A Physics-Informed Diffusion Model for Super-Resolved Reconstruction of Optical Coherence Tomography Data.

Abstract

Objective: This study introduces a physics-informed diffusion model (PIDM) for super-resolution (SR) reconstruction of optical coherence tomography (OCT) data.

Methods: An optimization framework was developed for maximizing the likelihood of observing an OCT image in the dataset, given the super-resolved reconstruction from a physics-informed diffusion model (PIDM) that reverses the degradations in OCT images. The image degradations were modeled as a serialization of three processes accounting for the effects of defocus, speckle noise, and digital sampling in OCT images. An analytical model for light-propagation model and a statistical model for speckle noise were derived based on the physical properties of the OCT setup. These models were then integrated with a diffusion model to reverse the degradations caused by defocus blur and digital sampling, minimizing susceptibility to noise and defocus-induced artifacts.

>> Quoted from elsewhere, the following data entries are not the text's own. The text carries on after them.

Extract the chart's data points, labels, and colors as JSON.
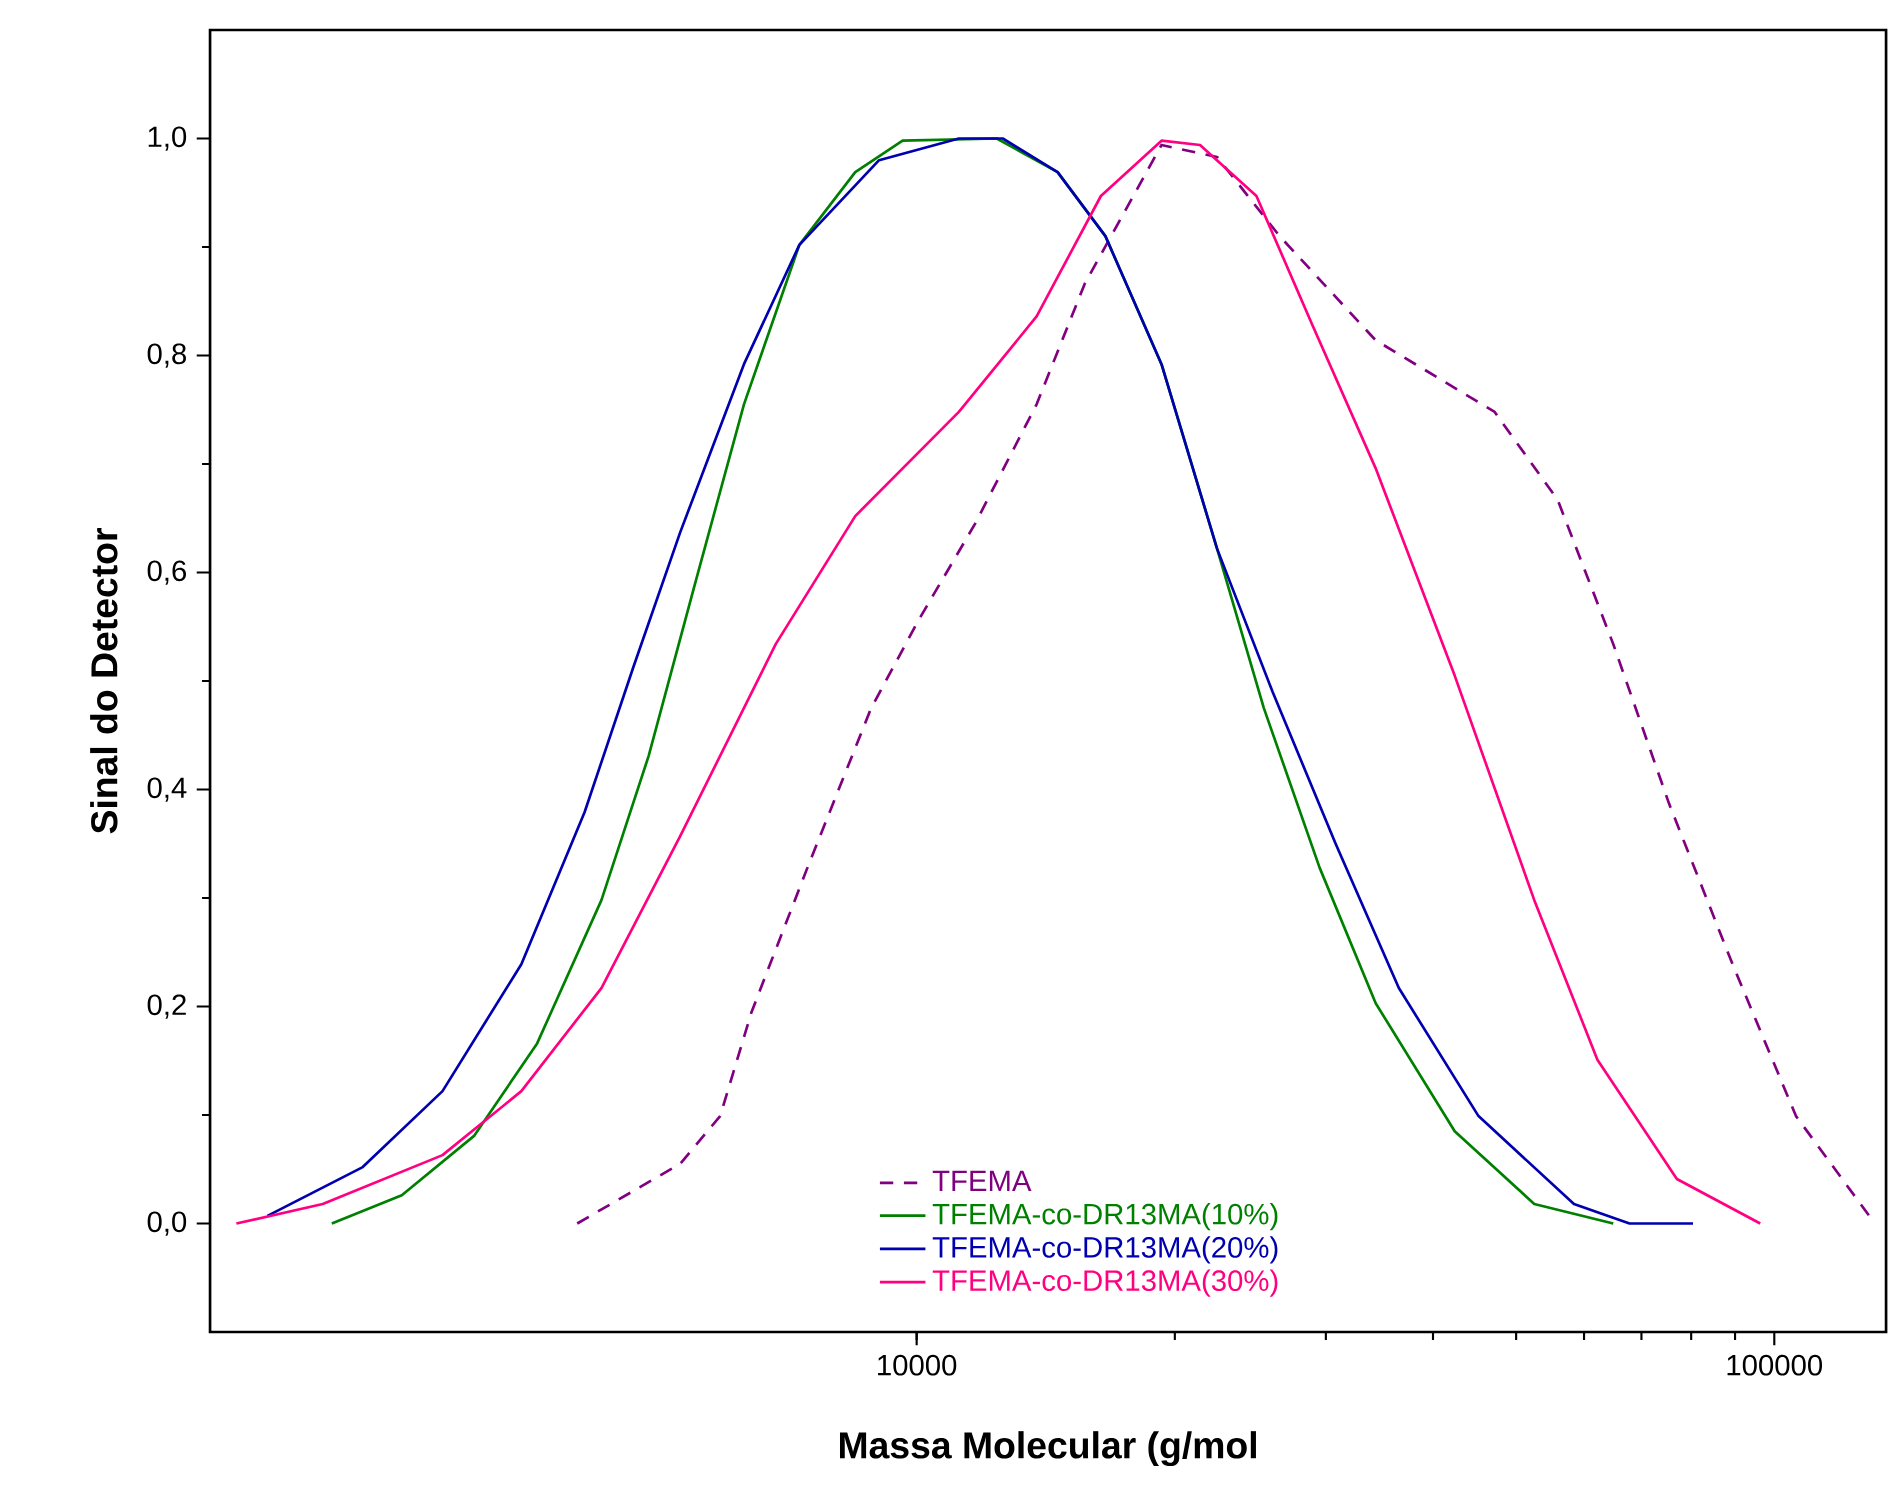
{
  "chart_data": {
    "type": "line",
    "xlabel": "Massa Molecular (g/mol",
    "ylabel": "Sinal do Detector",
    "log": "x",
    "xlim": [
      1500,
      135000
    ],
    "ylim": [
      -0.1,
      1.1
    ],
    "xticks": [
      10000,
      100000
    ],
    "yticks": [
      {
        "value": 0,
        "label": "0,0"
      },
      {
        "value": 0.2,
        "label": "0,2"
      },
      {
        "value": 0.4,
        "label": "0,4"
      },
      {
        "value": 0.6,
        "label": "0,6"
      },
      {
        "value": 0.8,
        "label": "0,8"
      },
      {
        "value": 1.0,
        "label": "1,0"
      }
    ],
    "legend": "bottom",
    "grid": false,
    "marker": "none",
    "series": [
      {
        "name": "TFEMA",
        "color": "#800080",
        "line_style": "dashed",
        "x": [
          4020,
          5300,
          5900,
          6420,
          7460,
          8850,
          10050,
          11700,
          13800,
          15700,
          19300,
          22400,
          26500,
          34300,
          47200,
          55900,
          64900,
          75400,
          89400,
          106000,
          131000
        ],
        "values": [
          0,
          0.055,
          0.099,
          0.195,
          0.328,
          0.475,
          0.556,
          0.645,
          0.755,
          0.866,
          0.994,
          0.983,
          0.91,
          0.814,
          0.748,
          0.667,
          0.534,
          0.387,
          0.239,
          0.099,
          0
        ]
      },
      {
        "name": "TFEMA-co-DR13MA(10%)",
        "color": "#008000",
        "line_style": "solid",
        "x": [
          2080,
          2510,
          3050,
          3610,
          4290,
          4870,
          5530,
          6290,
          7300,
          8480,
          9630,
          12400,
          14600,
          16600,
          19300,
          22400,
          25400,
          29500,
          34300,
          42400,
          52500,
          64900
        ],
        "values": [
          0,
          0.026,
          0.081,
          0.166,
          0.298,
          0.431,
          0.593,
          0.755,
          0.902,
          0.969,
          0.998,
          1.0,
          0.969,
          0.91,
          0.792,
          0.622,
          0.475,
          0.328,
          0.203,
          0.085,
          0.018,
          0
        ]
      },
      {
        "name": "TFEMA-co-DR13MA(20%)",
        "color": "#0000b0",
        "line_style": "solid",
        "x": [
          1750,
          2260,
          2800,
          3460,
          4100,
          4670,
          5300,
          6290,
          7300,
          9040,
          11200,
          12600,
          14600,
          16600,
          19300,
          22400,
          26000,
          30800,
          36500,
          45200,
          58400,
          67800,
          80400
        ],
        "values": [
          0.007,
          0.052,
          0.122,
          0.239,
          0.379,
          0.512,
          0.637,
          0.792,
          0.902,
          0.98,
          1.0,
          1.0,
          0.969,
          0.91,
          0.792,
          0.622,
          0.49,
          0.35,
          0.217,
          0.099,
          0.018,
          0,
          0
        ]
      },
      {
        "name": "TFEMA-co-DR13MA(30%)",
        "color": "#ff0080",
        "line_style": "solid",
        "x": [
          1610,
          2030,
          2800,
          3460,
          4290,
          5300,
          6850,
          8480,
          11200,
          13800,
          16400,
          19300,
          21400,
          24900,
          28900,
          34300,
          42400,
          52500,
          62200,
          77000,
          96300
        ],
        "values": [
          0,
          0.018,
          0.063,
          0.122,
          0.217,
          0.357,
          0.534,
          0.652,
          0.748,
          0.836,
          0.947,
          0.998,
          0.994,
          0.947,
          0.829,
          0.696,
          0.505,
          0.298,
          0.151,
          0.041,
          0
        ]
      }
    ]
  }
}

Results: The proposed method was employed for reconstructing images of a standard resolution target, plant tissue, and in vivo human cornea, using the complex OCT data acquired with a line-scan OCT (LS-OCT) system. The results from the PIDM exhibit improved sharpness and contrast compared to the images resulting from a few baseline methods such as standalone super-resolution using DM.

Conclusion: Complementing DM with the physics of OCT could be a viable solution for obtaining high-fidelity SR reconstruction of OCT images.

Significance: This work harnesses the power of diffusion models for super-resolution in OCT images. Such development could potentially enhance cellular-resolution OCT imaging of ophthalmic tissues, where high-fidelity images are crucial for accurate diagnosis.